Claro que, si las series fracasan, las pérdidas también pueden acumularse rápidamente.

—Elías, creo que vale la pena invertir en esta industria a corto plazo.

—No me interesa esta industria —dijo Elías—, pero si crees que es una buena oportunidad, encárgate tú.

—Me preocupaba que no me dejaras involucrarme, por miedo a que le quitara el negocio a Isabela.

—En el mundo de los negocios, cada quien depende de su propia habilidad —afirmó Elías—. Si ella logra abrirse camino, será por su talento. Si no lo consigue y es absorbida por la competencia, será porque no fue lo suficientemente capaz.

Marco sonrió.

—Con que digas eso, hermano, me quedo más tranquilo.

Aunque Marco no tenía una fe ciega en las miniseries web, sí creía que se podía sacar dinero rápido de ellas.

Cuando Elías llegó al edificio del estudio de Isabela, vio a Adrián. Este se bajaba de su carro con un ramo de flores y, al verlo, sonrió y esperó a que se estacionara.
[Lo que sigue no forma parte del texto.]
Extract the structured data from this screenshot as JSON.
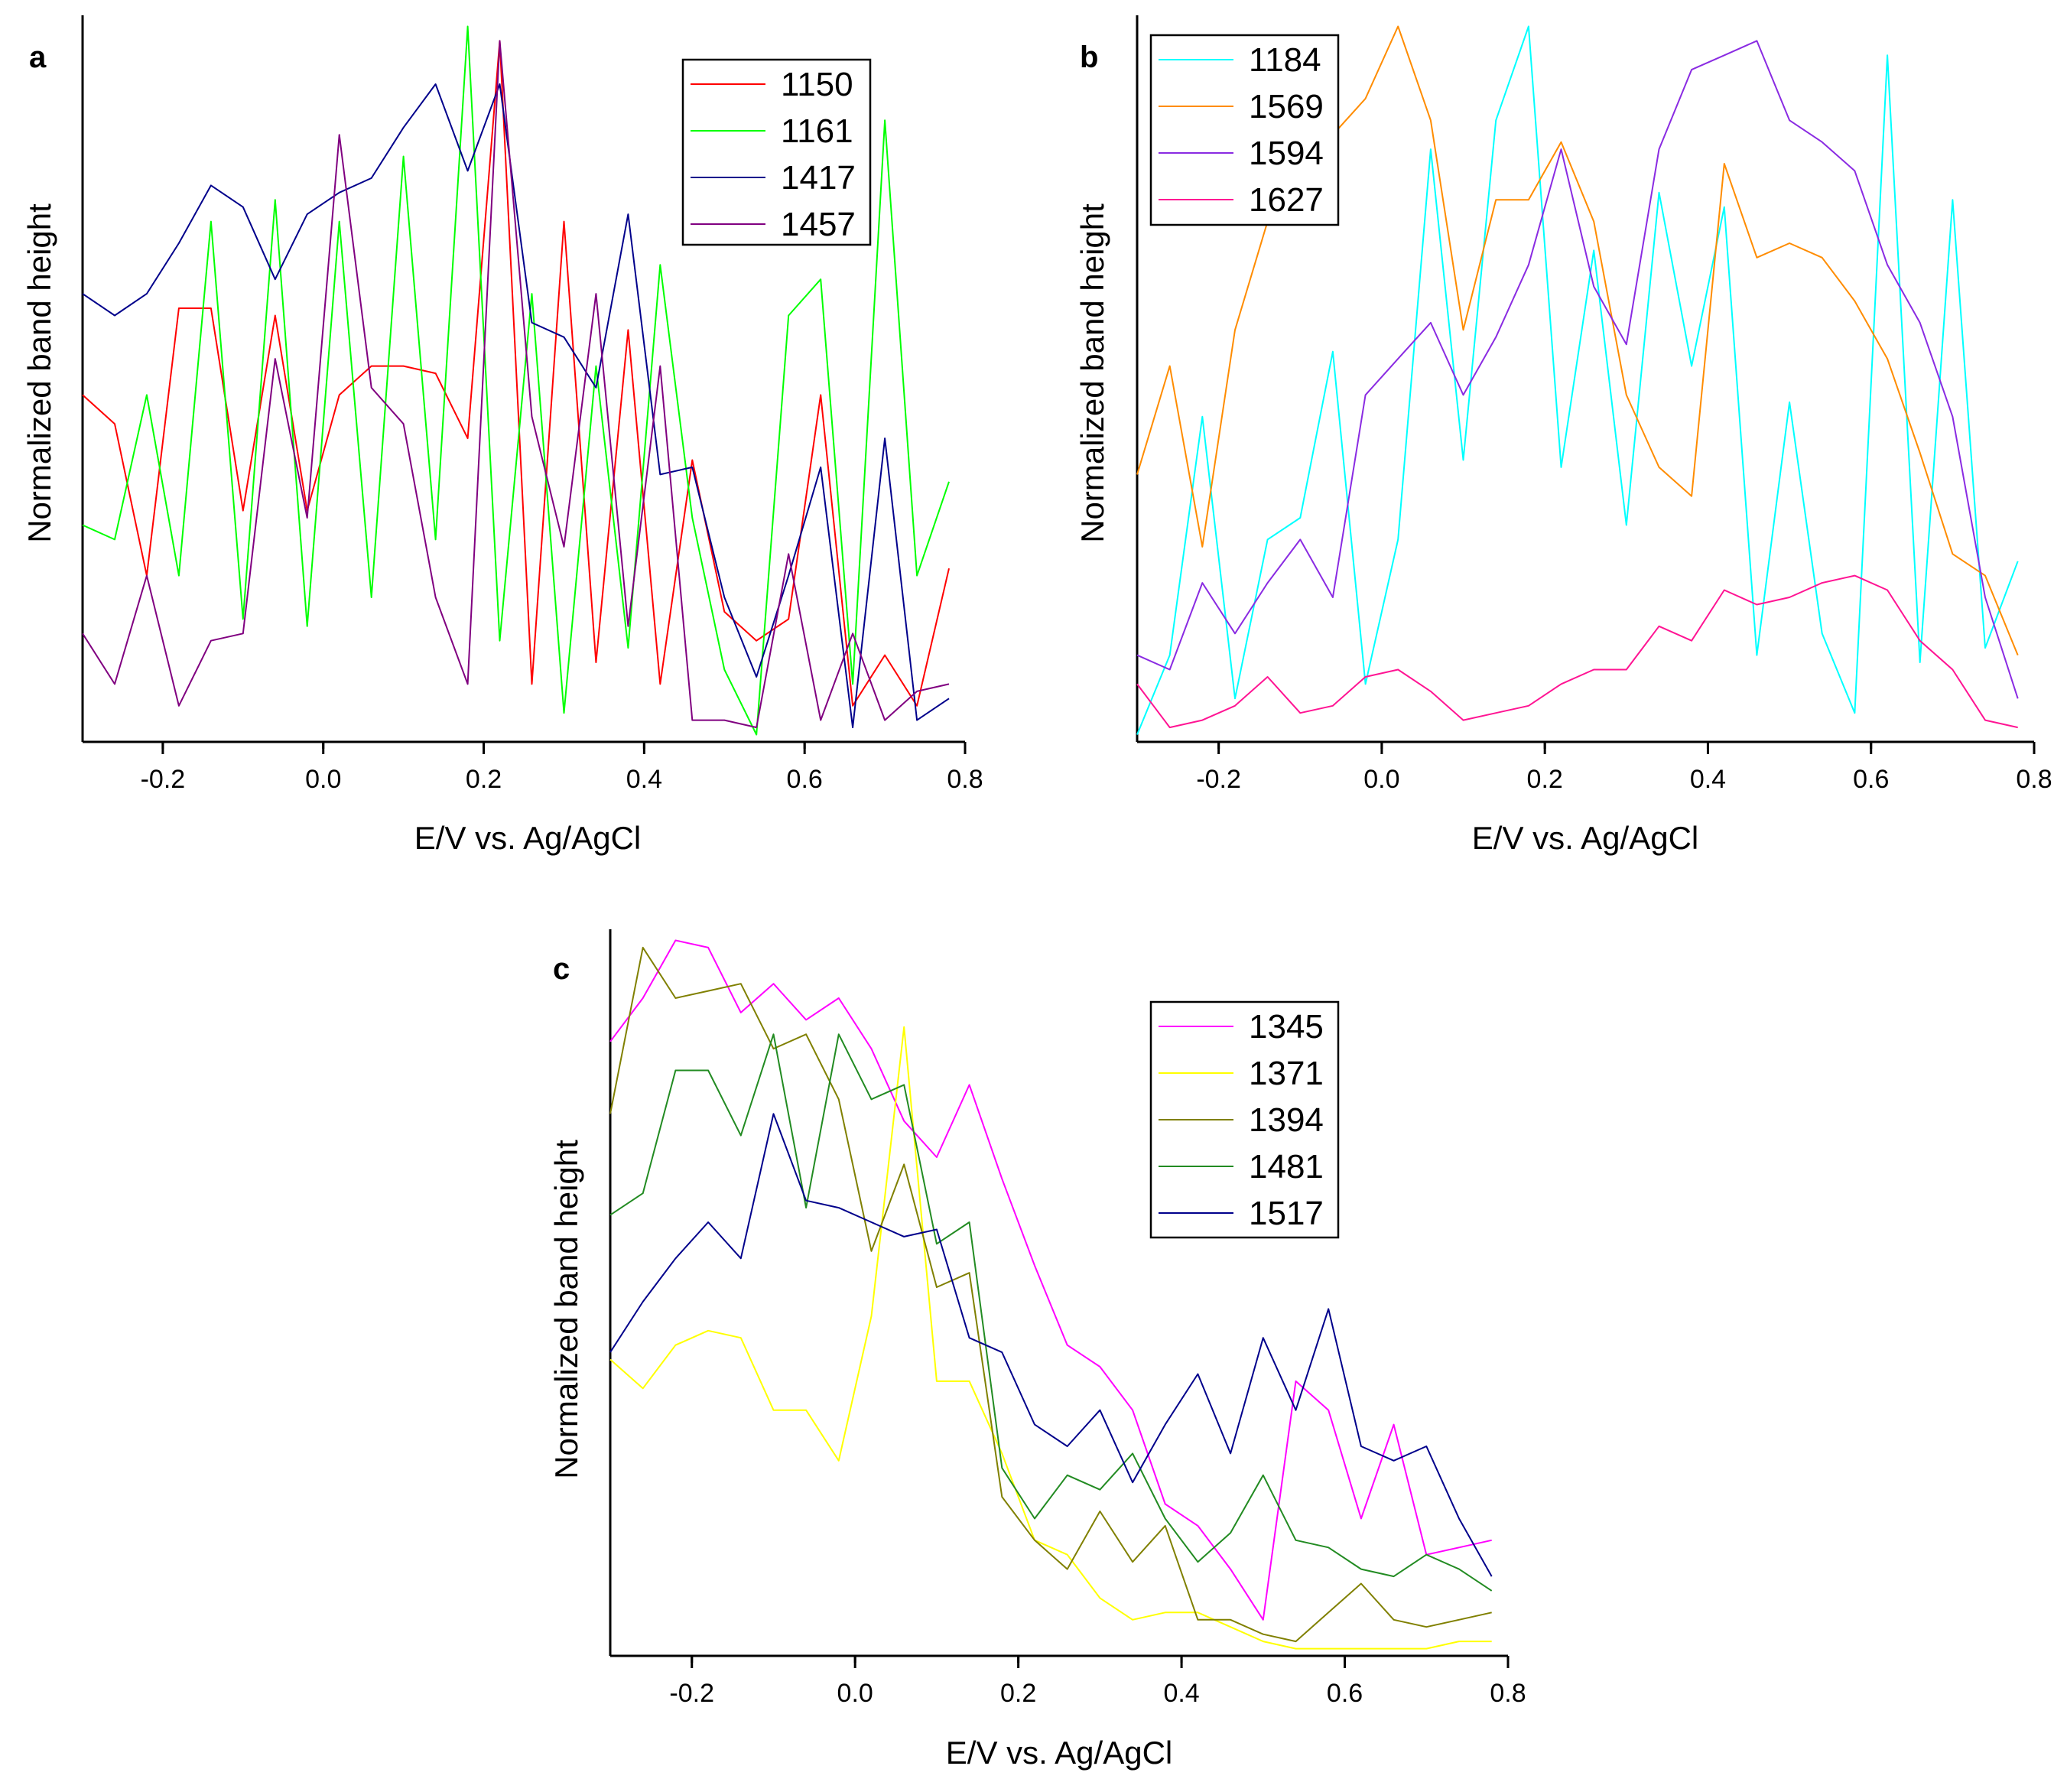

—Elías, ¿vienes con las manos vacías? —bromeó Adrián—. Deberías al menos comprarle unas flores a tu esposa para felicitarla por el buen lanzamiento de su nueva serie.

Elías miró el ramo que sostenía.

—¿Dónde compraste esas flores? Se ven bien.

Adrián estaba interesado en Mónica. Ya se le había declarado, pero ella lo había rechazado. Sin embargo, él no se había rendido y la buscaba cada vez que tenía tiempo.

—En la florería de la esquina. ¿Quieres ir a comprar un ramo?

Elías siguió el consejo. Regresó a su carro de inmediato para comprarle flores a su esposa.

Aunque el dinero que Isabela había ganado con su miniserie no significaba nada para él, para ella era una fortuna. Antes de casarse, trabajaba en una pequeña empresa y ganaba apenas unos cuantos miles de pesos al mes.